The loop is reentrant with respect to the agent's tick boundary: a single tick's invocation sees a snapshot of all parameters and produces exactly one stabilization record. Concurrent ticks, which cannot occur under the agent's serialized scheduling discipline, are explicitly disallowed by the loop's pre-condition assertions. The serialization property is what permits the lineage stream to be an append-only log without requiring any reconciliation of out-of-order records during audit.

Initialization of the loop at agent boot loads the integrator state from the most recent committed lineage record, if one exists, or from the policy-defined neutral set-point otherwise. Recovering the integrator state from the lineage rather than reinitialising it preserves the affective continuity of the agent across restarts and ensures that an agent cannot evade saturation history by being restarted.

Operating Parameters

The loop exposes five primary parameters bound to the policy reference: the nominal leak time constant, the neutral set-point, the upper and lower clamp bounds, the oscillation window length, and the reversal-rate threshold above which damping engages. Two secondary parameters govern the damping multiplier itself: its maximum value and its recovery time constant.
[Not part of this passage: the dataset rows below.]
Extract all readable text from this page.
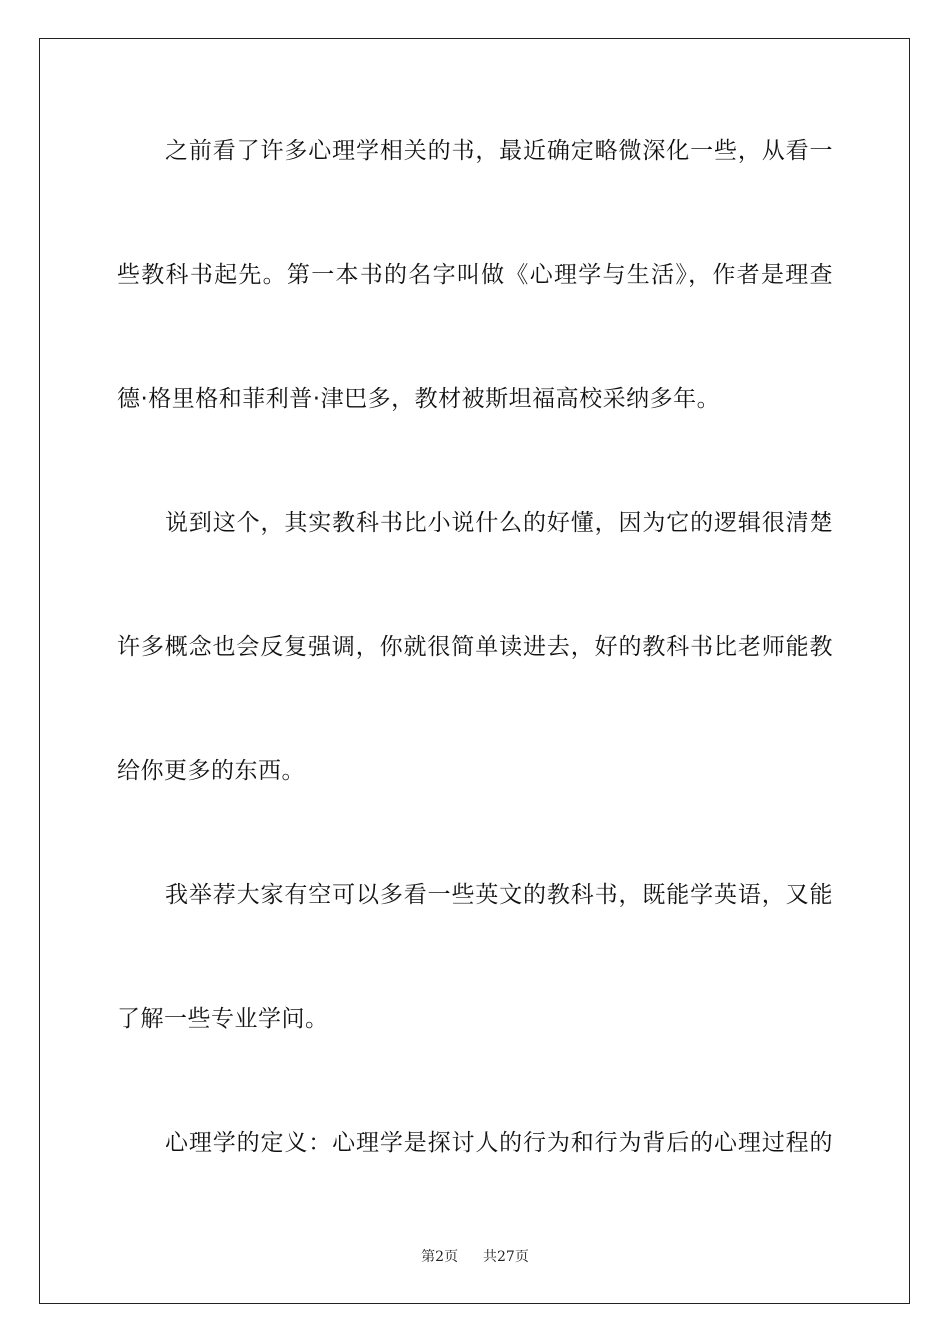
之前看了许多心理学相关的书，最近确定略微深化一些，从看一
些教科书起先。第一本书的名字叫做《心理学与生活》，作者是理查
德·格里格和菲利普·津巴多，教材被斯坦福高校采纳多年。
说到这个，其实教科书比小说什么的好懂，因为它的逻辑很清楚
许多概念也会反复强调，你就很简单读进去，好的教科书比老师能教
给你更多的东西。
我举荐大家有空可以多看一些英文的教科书，既能学英语，又能
了解一些专业学问。
心理学的定义：心理学是探讨人的行为和行为背后的心理过程的
第2页 共27页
All eight parameters are versioned alongside the policy and are recomputed only when the policy reference is rotated; mid-run mutation of these parameters is forbidden because it would permit silent retroactive reshaping of the affective trajectory.
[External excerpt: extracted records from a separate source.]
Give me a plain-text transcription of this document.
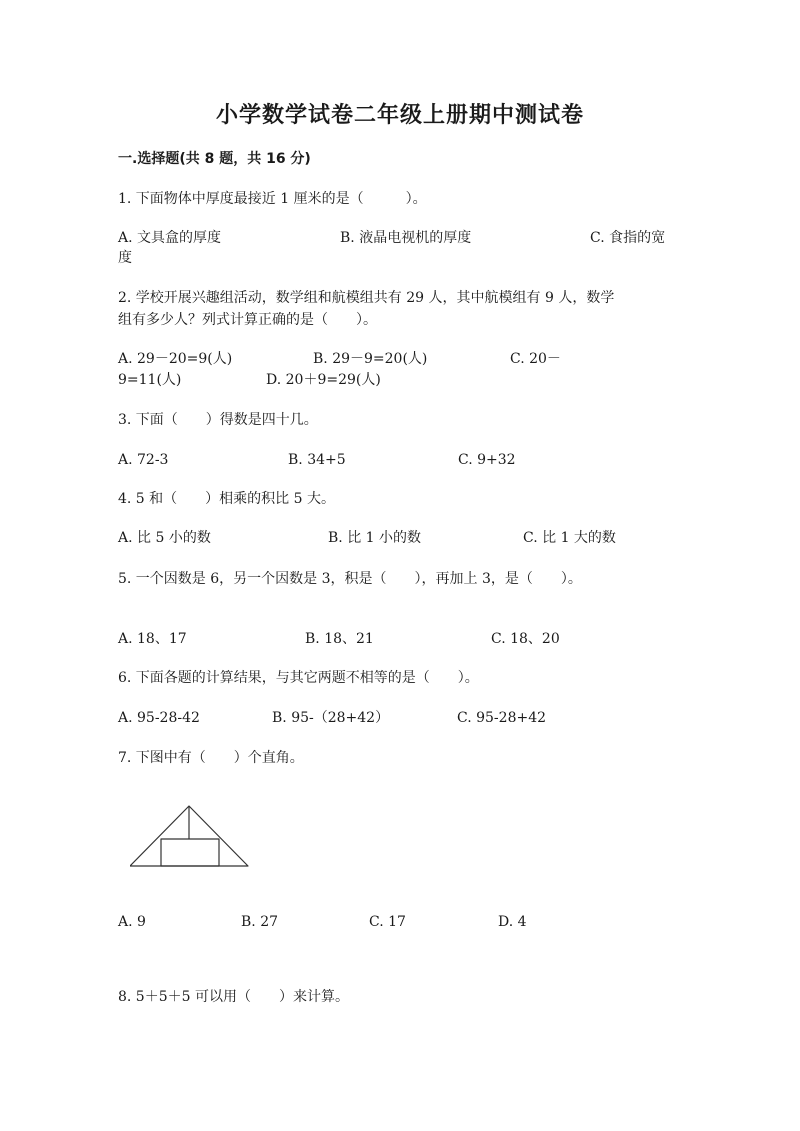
小学数学试卷二年级上册期中测试卷
一.选择题(共 8 题，共 16 分)
1. 下面物体中厚度最接近 1 厘米的是（　　　）。
A. 文具盒的厚度	B. 液晶电视机的厚度	C. 食指的宽
度
2. 学校开展兴趣组活动，数学组和航模组共有 29 人，其中航模组有 9 人，数学
组有多少人？列式计算正确的是（　　）。
A. 29－20=9(人)	B. 29－9=20(人)	C. 20－
9=11(人)	D. 20＋9=29(人)
3. 下面（　　）得数是四十几。
A. 72-3	B. 34+5	C. 9+32
4. 5 和（　　）相乘的积比 5 大。
A. 比 5 小的数	B. 比 1 小的数	C. 比 1 大的数
5. 一个因数是 6，另一个因数是 3，积是（　　），再加上 3，是（　　）。
A. 18、17	B. 18、21	C. 18、20
6. 下面各题的计算结果，与其它两题不相等的是（　　）。
A. 95-28-42	B. 95-（28+42）	C. 95-28+42
7. 下图中有（　　）个直角。
A. 9	B. 27	C. 17	D. 4
8. 5＋5＋5 可以用（　　）来计算。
Typical operating points place the nominal leak time constant in the range of tens of evaluation ticks, the clamp bounds symmetric around the neutral set-point, and the reversal-rate threshold at a fraction substantially below 0.5 so that genuine high-frequency oscillation engages damping while normal alternation between positive and negative stimuli does not. The maximum damping multiplier is bounded so that the agent cannot become permanently unresponsive even under adversarial stimulus patterns; once the multiplier saturates, the integrator simply tracks the neutral set-point until the disturbance subsides.

Stability of the closed loop is ensured by parameter validation at policy load time. The validator computes the worst-case loop gain under the maximum damping multiplier and rejects any policy whose parameters would yield a non-contractive map. This validation is performed once, at policy admission, and is itself recorded in the lineage so that the conditions under which the agent was permitted to run can be reconstructed.

Alternative Embodiments

The integrator may be implemented as a first-order infinite-impulse-response filter, as a second-order critically-damped filter when smoother trajectories are required, or as a discrete state-space block when the valence dimension is part of a coupled multi-dimensional affective vector and cross-axis terms are non-zero. In each case the leak operation is preserved, but its realization differs.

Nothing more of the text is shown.